McCown argued that too much attention had been paid by analysts and the media this year to the decline in the cash market, which he said accounted for just 10% of boxes shipped. Contract rates remain massively high and that’s why McCown forecasts liner shipping to achieve a cumulative net profit of $244.9 billion for the full year 2022, a remarkable improvement of 65, 2% compared to the record results of 2021.

We may be at or near the top, but no earnings crash is imminent

“People who focus on spot rates and predict a short-term earnings crash are substituting narrative for analysis and will be wrong. We may be at or near the top, but no earnings crash is imminent,” McCown wrote.

A key tool to watch out for, according to McCown, are masked sails. “Look for this to be a key driver of industry performance for the remainder of 2022 and the years beyond,” McCown predicted.

Data from Container Trades Statistics (CTS) shows global container volumes were down 1.6% in the second quarter compared to the same quarter last year, continuing a downward trend from declining volumes 1.2% in the first quarter.

Many other analysts are cautious about the liner’s outlook. The spikes in demand seen during the pandemic that propelled container shipping to record revenues are now a thing of the past, according to recent analysis by Copenhagen-based Sea-Intelligence.

Sea-Intelligence has calculated supply and demand numbers in the age of covid, and its findings add to the growing consensus that volumes are falling, and that’s just chain chaos. supply, such as port congestion, which helps support tariffs.

Global demand was consistently 10% above capacity from November 2020 to January 2022, according to Sea-Intelligence.

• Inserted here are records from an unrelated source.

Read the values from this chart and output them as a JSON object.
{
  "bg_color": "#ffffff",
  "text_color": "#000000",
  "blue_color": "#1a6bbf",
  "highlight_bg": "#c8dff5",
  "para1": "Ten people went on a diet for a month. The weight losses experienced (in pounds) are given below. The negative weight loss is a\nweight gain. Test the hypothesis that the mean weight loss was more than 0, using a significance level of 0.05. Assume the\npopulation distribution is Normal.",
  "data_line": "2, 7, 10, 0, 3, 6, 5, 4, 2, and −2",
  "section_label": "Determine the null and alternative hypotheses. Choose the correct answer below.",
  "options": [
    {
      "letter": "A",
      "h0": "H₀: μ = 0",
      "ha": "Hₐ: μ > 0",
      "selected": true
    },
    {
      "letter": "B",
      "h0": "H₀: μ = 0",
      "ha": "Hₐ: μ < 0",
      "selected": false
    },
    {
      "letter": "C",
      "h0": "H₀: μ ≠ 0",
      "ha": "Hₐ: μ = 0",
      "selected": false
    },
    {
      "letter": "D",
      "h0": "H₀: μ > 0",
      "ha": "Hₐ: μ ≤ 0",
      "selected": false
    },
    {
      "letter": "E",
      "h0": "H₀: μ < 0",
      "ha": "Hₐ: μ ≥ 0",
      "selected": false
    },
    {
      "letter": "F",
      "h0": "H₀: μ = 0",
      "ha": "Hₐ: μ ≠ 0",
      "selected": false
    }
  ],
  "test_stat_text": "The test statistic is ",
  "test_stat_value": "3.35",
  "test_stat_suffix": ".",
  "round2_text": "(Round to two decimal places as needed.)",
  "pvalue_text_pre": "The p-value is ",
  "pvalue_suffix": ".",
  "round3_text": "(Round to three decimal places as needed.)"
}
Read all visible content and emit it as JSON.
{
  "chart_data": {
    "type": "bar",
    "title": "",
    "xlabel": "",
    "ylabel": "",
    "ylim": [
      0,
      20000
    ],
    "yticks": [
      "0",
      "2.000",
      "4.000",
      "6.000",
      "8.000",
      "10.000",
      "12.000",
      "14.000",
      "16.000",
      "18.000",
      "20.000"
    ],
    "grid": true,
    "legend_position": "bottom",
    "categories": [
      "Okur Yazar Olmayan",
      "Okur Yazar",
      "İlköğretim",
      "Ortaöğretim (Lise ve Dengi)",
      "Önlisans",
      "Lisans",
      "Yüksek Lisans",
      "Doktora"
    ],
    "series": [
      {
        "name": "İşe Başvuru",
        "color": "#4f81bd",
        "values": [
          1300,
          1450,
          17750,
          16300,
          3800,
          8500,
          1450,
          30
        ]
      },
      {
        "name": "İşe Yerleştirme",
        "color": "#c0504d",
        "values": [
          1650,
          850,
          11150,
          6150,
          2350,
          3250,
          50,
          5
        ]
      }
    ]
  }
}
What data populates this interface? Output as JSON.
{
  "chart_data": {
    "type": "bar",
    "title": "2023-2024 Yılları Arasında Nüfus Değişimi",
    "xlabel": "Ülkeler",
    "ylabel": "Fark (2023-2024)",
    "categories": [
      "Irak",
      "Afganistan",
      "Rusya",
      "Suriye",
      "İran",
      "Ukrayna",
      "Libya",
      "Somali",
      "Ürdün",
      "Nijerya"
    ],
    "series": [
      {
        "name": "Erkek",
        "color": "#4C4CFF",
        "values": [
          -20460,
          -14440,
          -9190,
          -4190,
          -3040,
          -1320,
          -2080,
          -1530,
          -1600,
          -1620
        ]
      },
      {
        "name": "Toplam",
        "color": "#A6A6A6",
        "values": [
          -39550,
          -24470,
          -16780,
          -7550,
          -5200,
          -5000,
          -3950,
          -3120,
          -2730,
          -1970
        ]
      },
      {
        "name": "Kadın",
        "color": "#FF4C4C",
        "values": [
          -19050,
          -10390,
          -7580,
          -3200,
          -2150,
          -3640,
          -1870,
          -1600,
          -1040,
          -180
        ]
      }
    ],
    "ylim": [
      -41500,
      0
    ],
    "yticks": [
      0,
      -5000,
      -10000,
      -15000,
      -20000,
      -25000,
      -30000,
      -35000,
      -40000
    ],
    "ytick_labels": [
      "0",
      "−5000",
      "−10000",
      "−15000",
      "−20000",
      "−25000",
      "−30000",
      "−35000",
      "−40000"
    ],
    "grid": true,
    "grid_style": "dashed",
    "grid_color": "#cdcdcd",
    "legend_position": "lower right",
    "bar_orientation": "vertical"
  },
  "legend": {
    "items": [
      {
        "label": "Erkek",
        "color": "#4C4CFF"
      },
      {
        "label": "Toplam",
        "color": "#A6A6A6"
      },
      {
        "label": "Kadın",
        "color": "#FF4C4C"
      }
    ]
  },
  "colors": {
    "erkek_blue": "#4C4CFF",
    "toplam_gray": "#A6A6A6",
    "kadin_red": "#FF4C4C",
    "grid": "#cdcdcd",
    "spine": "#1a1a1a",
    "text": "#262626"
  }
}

However, the gap has narrowed and the most recent data from June shows a 2% deviation from pre-pandemic levels.

“Overall, what the data shows is that the extreme spikes in freight rates in 2021 were indeed due to a situation where demand suddenly exceeded capacity globally – but one can also clearly see that it was an effect primarily due to unavailability of capacity,” argued Sea-Intelligence.

The recent trend towards standardization has also been driven primarily by incremental improvements in schedule reliability and vessel delays, Sea-Intelligence suggested, predicting that the supply/demand balance will continue to fall and freight rates will rise. on the decline. pressure.

Sea-Intelligence warned yesterday that trends on the transpacific should worry carriers.

Long rates are starting to follow the spot market trend

“Currently, the forecasted capacity deployed across both Asia-North America trades for the coming weeks is significantly higher Y/Y, which will likely exceed even the most generous demand growth assumptions. If this level of capacity deployment is maintained, utilization levels are expected to decline further, leading to downward pressure on freight rates,” Sea-Intelligence said in its latest report.

The Shanghai Containerized Freight Index (SCFI) spot freight rate index stood at 2,848 points on September 2, down 10% week-on-week and now down 44% from at the peak of early 2022, though still more than three times higher than the 2019 average. Fares on the Shanghai-US West Coast route fell more than 20% week-on-week to $3,959 per light.

As long-term box freight rates continue to climb, they are finally showing signs of pressure.

Data from online platform Xeneta shows that long-term rates rose 4.1% in August, 121.2% more than the same period last year.

Nevertheless, there are signs that the new long-term contract rates are actually starting to fall on the main trade corridors. However, as they replace expiring agreements with significantly lower rates, the average paid by all shippers continues to increase.

“Volumes are falling and, as expected, long-term rates are starting to follow the spot market trend,” Xeneta CEO Patrik Berglund commented last week.

Unveiling record quarterly results on Friday, Rodolphe Saadé, Chairman and CEO of CMA CGM, became the latest high-level executive to highlight the changing fortunes in container traffic.

“The global decline in consumer spending, which was already noticeable this summer, will lead to more normal international trading conditions in the second half of the year as well as lower maritime demand,” Saadé said.